Никто ничего не сказал. Вагнер встал и, демонстративно загремев стулом, вышел из комнаты. Он не мог переносить присутствия Моллера и считал ниже своего достоинства разговаривать с ним. Даже совет Никиты Родионовича терпеливо относиться к визитам Моллера и держать себя в руках не помог: в этом вопросе Вагнер не шел ни на какие компромиссы.

Уход Вагнера не смутил Моллера. Он тотчас со свойственным ему азартом принялся сообщать городские и международные новости. Никита Родионович подмигнул Моллеру и, выйдя из-за стола, поднялся к себе в мезонин. Окончив рассказывать очередную сплетню, хозяин гостиницы тоже побежал наверх.

– Я вас правильно понял? – спросил он, войдя в комнату. – Вы хотите остаться со мной наедине?

– Совершенно верно… Присаживайтесь. Хочу с вами серьезно поговорить.

Сделав удивленную мину, Моллер пододвинул к себе стул и уселся против Никиты Родионовича.

– Скажу откровенно, – начал он, – я не люблю серьезных разговоров.

– Ерунда! – коротко бросил Ожогин и закурил. – Ведете вы себя по меньшей мере глупо.

Моллер насторожился.

– Очень глупо! – продолжал Никита Родионович. – И если вы не измените своего поведения, я, как хотите, вынужден буду сообщить о вас в то учреждение, где мы с вами недавно встретились. Надеюсь, вы меня поняли?
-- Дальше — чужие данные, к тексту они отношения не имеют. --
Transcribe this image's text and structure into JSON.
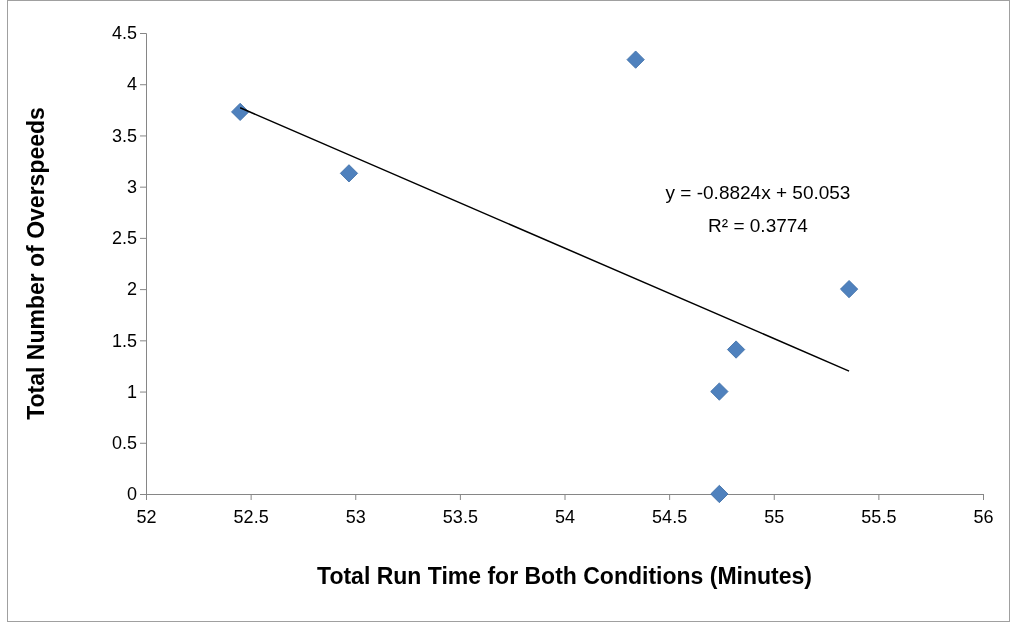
{
  "chart_data": {
    "type": "scatter",
    "xlabel": "Total Run Time for Both Conditions (Minutes)",
    "ylabel": "Total Number of Overspeeds",
    "xlim": [
      52,
      56
    ],
    "xticks": [
      52,
      52.5,
      53,
      53.5,
      54,
      54.5,
      55,
      55.5,
      56
    ],
    "ylim": [
      0,
      4.5
    ],
    "yticks": [
      0,
      0.5,
      1,
      1.5,
      2,
      2.5,
      3,
      3.5,
      4,
      4.5
    ],
    "series": [
      {
        "marker": "diamond",
        "color": "#4f81bd",
        "x": [
          52.45,
          52.97,
          54.34,
          55.36,
          54.82,
          54.74,
          54.74
        ],
        "values": [
          3.73,
          3.13,
          4.24,
          2,
          1.41,
          1,
          0
        ]
      },
      {
        "type": "line",
        "marker": "none",
        "color": "#000000",
        "x": [
          52.45,
          55.36
        ],
        "values": [
          3.77,
          1.2
        ]
      }
    ],
    "annotations": [
      "y = -0.8824x + 50.053",
      "R² = 0.3774"
    ]
  }
}
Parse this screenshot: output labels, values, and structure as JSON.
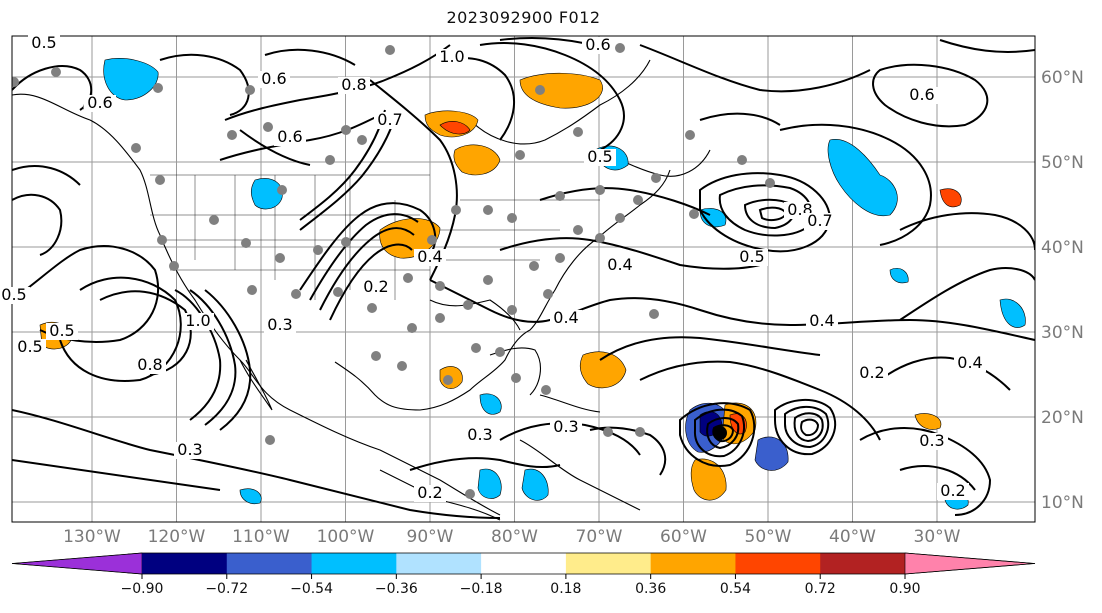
{
  "title": "2023092900 F012",
  "map": {
    "lon_labels": [
      {
        "text": "130°W",
        "lon": -130
      },
      {
        "text": "120°W",
        "lon": -120
      },
      {
        "text": "110°W",
        "lon": -110
      },
      {
        "text": "100°W",
        "lon": -100
      },
      {
        "text": "90°W",
        "lon": -90
      },
      {
        "text": "80°W",
        "lon": -80
      },
      {
        "text": "70°W",
        "lon": -70
      },
      {
        "text": "60°W",
        "lon": -60
      },
      {
        "text": "50°W",
        "lon": -50
      },
      {
        "text": "40°W",
        "lon": -40
      },
      {
        "text": "30°W",
        "lon": -30
      }
    ],
    "lat_labels": [
      {
        "text": "60°N",
        "lat": 60
      },
      {
        "text": "50°N",
        "lat": 50
      },
      {
        "text": "40°N",
        "lat": 40
      },
      {
        "text": "30°N",
        "lat": 30
      },
      {
        "text": "20°N",
        "lat": 20
      },
      {
        "text": "10°N",
        "lat": 10
      }
    ],
    "contour_labels": [
      "0.5",
      "0.6",
      "0.6",
      "0.6",
      "0.6",
      "0.8",
      "0.7",
      "1.0",
      "0.8",
      "0.7",
      "0.5",
      "0.6",
      "0.4",
      "0.4",
      "0.5",
      "0.4",
      "0.3",
      "0.3",
      "0.2",
      "0.2",
      "0.3",
      "0.4",
      "0.2",
      "0.5",
      "0.8",
      "1.0",
      "0.5",
      "0.5",
      "0.4",
      "0.3",
      "0.2",
      "0.3"
    ]
  },
  "colorbar": {
    "colors": [
      "#9b30d9",
      "#000080",
      "#3a5fcd",
      "#00bfff",
      "#b0e2ff",
      "#ffffff",
      "#ffec8b",
      "#ffa500",
      "#ff4500",
      "#b22222",
      "#ff82ab"
    ],
    "tick_labels": [
      "−0.90",
      "−0.72",
      "−0.54",
      "−0.36",
      "−0.18",
      "0.18",
      "0.36",
      "0.54",
      "0.72",
      "0.90"
    ]
  }
}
Моллер отрицательно замотал головой и оглянулся на дверь.

– Дурака не валяйте! – резко сказал Ожогин. – В серьезных делах я шуток не люблю.

– А разве я шучу? – спросил Моллер.

– Не знаю. Я бы на вашем месте так не поступал. Нам друг перед другом кривить душой нечего. Вы знаете, кто мы, и, возможно, только вы один об этом знаете. А о том, что вы сотрудничаете с гестапо, знают все.

– Этого не может быть! – испуганно пробормотал Моллер и еще раз оглянулся на дверь.

– Как не может быть, когда во всем городе хорошо известны ваши связи с гестапо!

Моллер побледнел.

– Вас интересует сейчас человек, который и нас интересует не в меньшей мере. Даже глупец может понять, что вы ходите сюда из-за Гуго Абиха.

– Абих – подозрительный тип. Он определенно имеет связи с коммунистами, – прошептал Моллер.

– Если бы это было определенно, – повысил голос Никита Родионович, – то он не находился бы сейчас внизу, в столовой, а сидел бы в другом месте. Это нужно доказать.

– И я докажу… докажу…

– Ничего вы не докажете! – оборвал Ожогин. – Вы только срываете работу других. Вы провалите все дело, если уже не провалили. Завтра я буду там и скажу свое мнение майору Фохту. Вы не только мешаете, вы бросаете тень на нас с Грязновым. Прикрывая свои визиты сюда дружбой с нами, вы настораживаете против нас и Вагнера и Абиха. Если вас считают сотрудником гестапо, то станут считать и нас. Вот чего вы добьетесь своими посещениями!

Моллер извлек из кармана несвежий носовой платок и вытер мокрый лоб.

– Вы этого не сделаете, – пробормотал он.

– Почему вы так уверены?

– Я вас считаю своим человеком.

– А если свой человек будет ставить нас под удар?

– Нет-нет… Этот Абих у меня поперек горла. Вожусь с ним сколько лет… Но если дело принимает такой оборот, я готов последовать вашему совету. Учтите, однако, это хитрая бестия.

– Тем более, – Никита Родионович встал. – Но если вы нарушите свое обещание и начнете вновь совать свой нос, то пеняйте на себя.

– Зачем так грубо, резко? Мы же свои люди…

Моллер поднялся со стула, подошел к двери, ведущей на лестницу, и, приложив к ней ухо, прислушался. Ожогин молча наблюдал за ним.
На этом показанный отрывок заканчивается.